Rule out microscopic colitis (MC) in those who fulfill the criteria for functional bowel disease, especially in the presence of risk factors for microscopic colitis and/or in the absence of response to therapy for irritable bowel syndrome (IBS).

Microscopic colitis should be considered as a differential diagnosis in the workup of chronic diarrhea, especially in the elderly population. In addition, microscopic colitis should be considered in patients diagnosed with celiac disease who have diarrhea that fails to respond to a gluten-free diet. 

Differential diagnosis

Different small bowel diseases and conditions may mimic microscopic colitis, including the following:

  • Concurrent lymphocytic colitis (LC) and lymphocytic gastritis [31]

  • Celiac disease: Collagenous colitis (CC) may represent a diffuse manifestation of gluten sensitivity; therefore, it is reasonable to evaluate patients for celiac disease [32]

  • Infectious colitis (other than Clostridium difficile infection)

  • Ischemic colitis

  • Laxative abuse

  • Bile acid malabsorption

Important considerations

Patients whose condition fails to respond to reasonable medical therapy should be evaluated for other conditions that may clinically mimic lymphocytic colitis and collagenous colitis.

The adverse effects of corticosteroids and immunosuppressants/immunomodulators may be serious. Such drugs would be difficult to justify in a patient later found to have an irritable bowel syndrome (IBS) or infectious or other causes of colitis or enteritis that should have been treated differently.

Performing a colonoscopy on patients with chronic diarrhea is commonly accepted and widely practiced, but performing biopsies in all such individuals has a low yield, even with normal findings on endoscopy. Patients clinically assessed as having diarrhea-predominant IBS (IBS-D) in whom conventional medical therapy is refractory may in fact have microscopic colitis, and these patients may benefit from colonoscopy with biopsies.

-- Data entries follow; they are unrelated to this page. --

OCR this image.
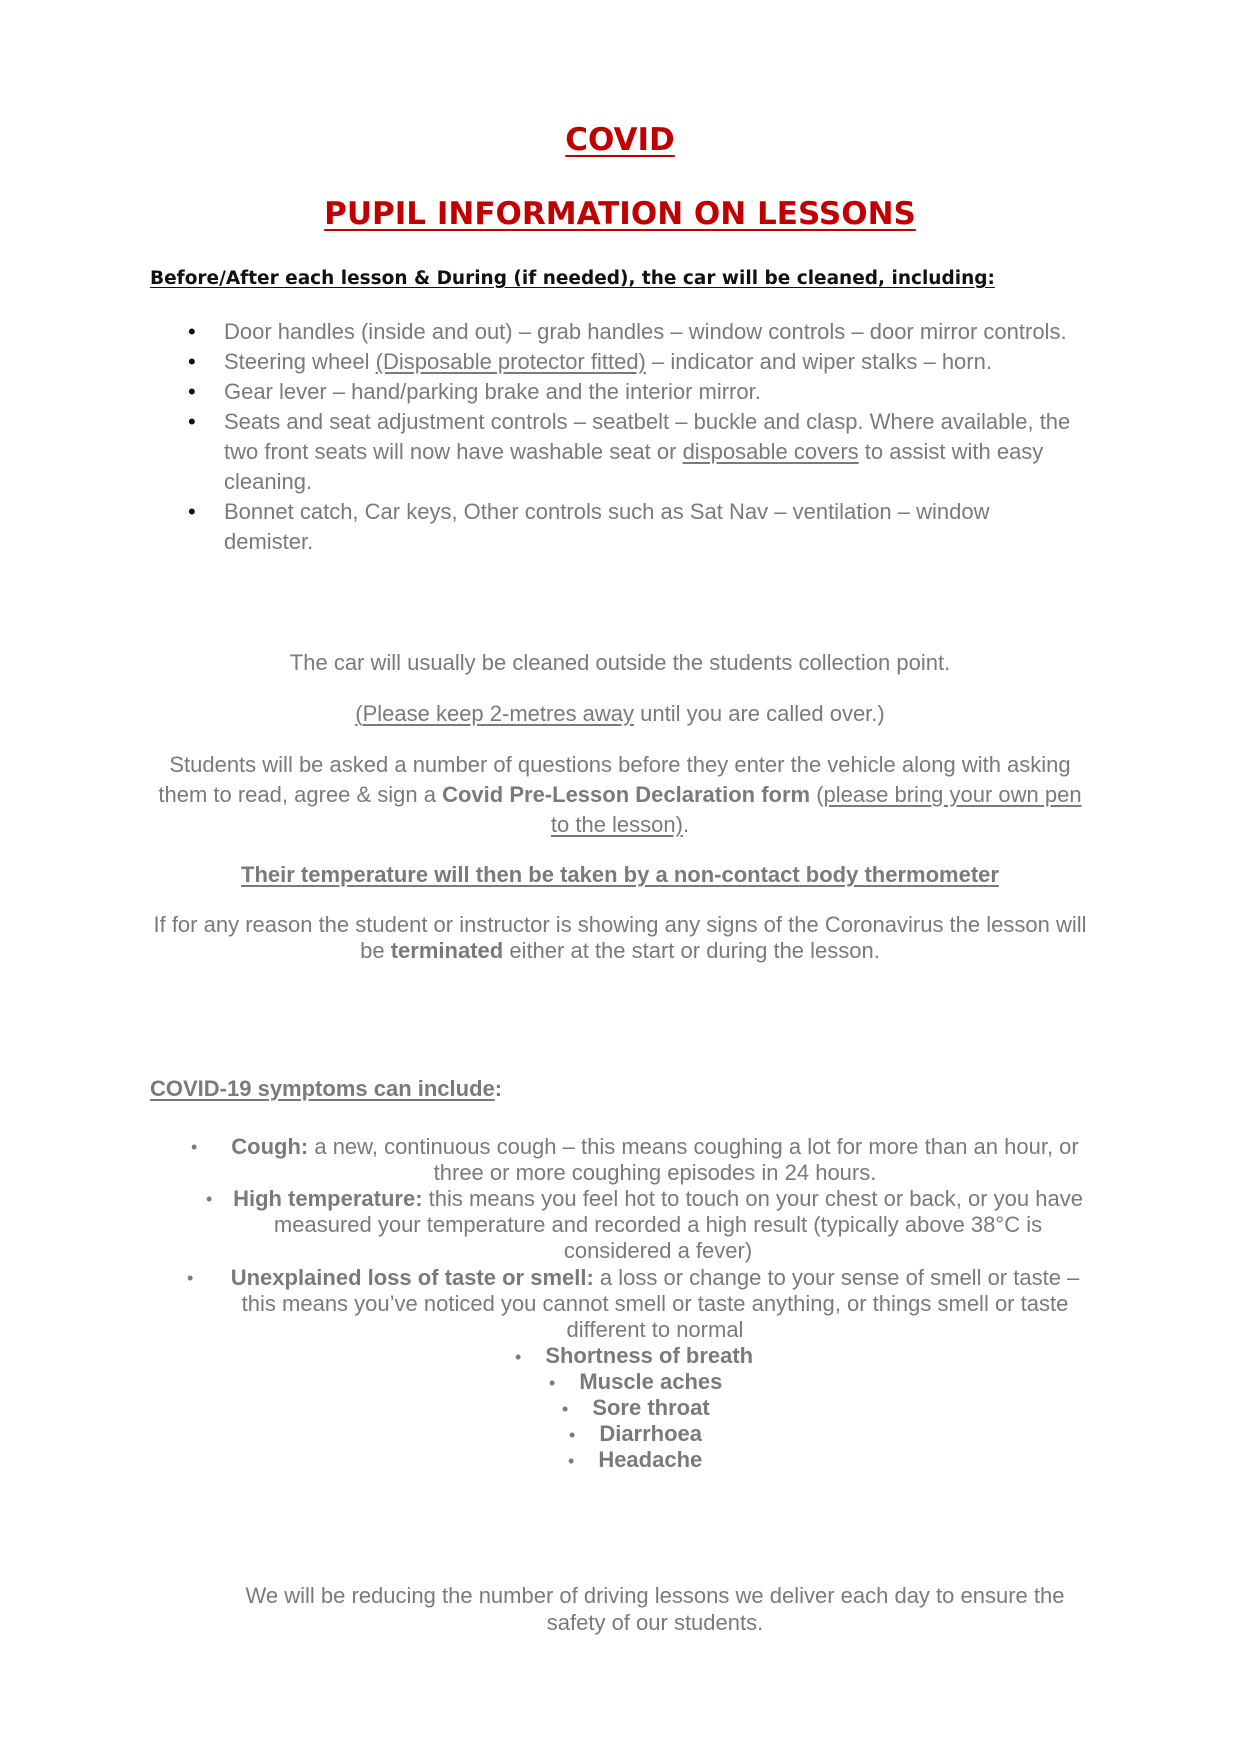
COVID
PUPIL INFORMATION ON LESSONS

Before/After each lesson & During (if needed), the car will be cleaned, including:

• Door handles (inside and out) – grab handles – window controls – door mirror controls.
• Steering wheel (Disposable protector fitted) – indicator and wiper stalks – horn.
• Gear lever – hand/parking brake and the interior mirror.
• Seats and seat adjustment controls – seatbelt – buckle and clasp. Where available, the two front seats will now have washable seat or disposable covers to assist with easy cleaning.
• Bonnet catch, Car keys, Other controls such as Sat Nav – ventilation – window demister.

The car will usually be cleaned outside the students collection point.

(Please keep 2-metres away until you are called over.)

Students will be asked a number of questions before they enter the vehicle along with asking them to read, agree & sign a Covid Pre-Lesson Declaration form (please bring your own pen to the lesson).

Their temperature will then be taken by a non-contact body thermometer

If for any reason the student or instructor is showing any signs of the Coronavirus the lesson will be terminated either at the start or during the lesson.

COVID-19 symptoms can include:

• Cough: a new, continuous cough – this means coughing a lot for more than an hour, or three or more coughing episodes in 24 hours.

• High temperature: this means you feel hot to touch on your chest or back, or you have measured your temperature and recorded a high result (typically above 38°C is considered a fever)

• Unexplained loss of taste or smell: a loss or change to your sense of smell or taste – this means you’ve noticed you cannot smell or taste anything, or things smell or taste different to normal

• Shortness of breath
• Muscle aches
• Sore throat
• Diarrhoea
• Headache

We will be reducing the number of driving lessons we deliver each day to ensure the safety of our students.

Limit biopsies to those subgroups of patients in whom microscopic colitis is most likely, such as patients with watery, severe, debilitating, or nocturnal diarrhea; substantial weight loss; an elevated erythrocyte sedimentation rate; or patients who are immunosuppressed.

Special concerns

As with the management of inflammatory bowel disease (IBD), antidiarrheal and nonimmunosuppressive medications have an acceptable risk in pregnant patients when clinical symptoms are significant and might threaten the pregnancy.

Methotrexate may induce spontaneous abortion and is contraindicated during pregnancy. 6-Mercaptopurine and azathioprine may cause fetal harm but so may refractory colitis. Consequently, the risk versus benefit considerations must be carefully discussed before prescribing these medications to a pregnant patient.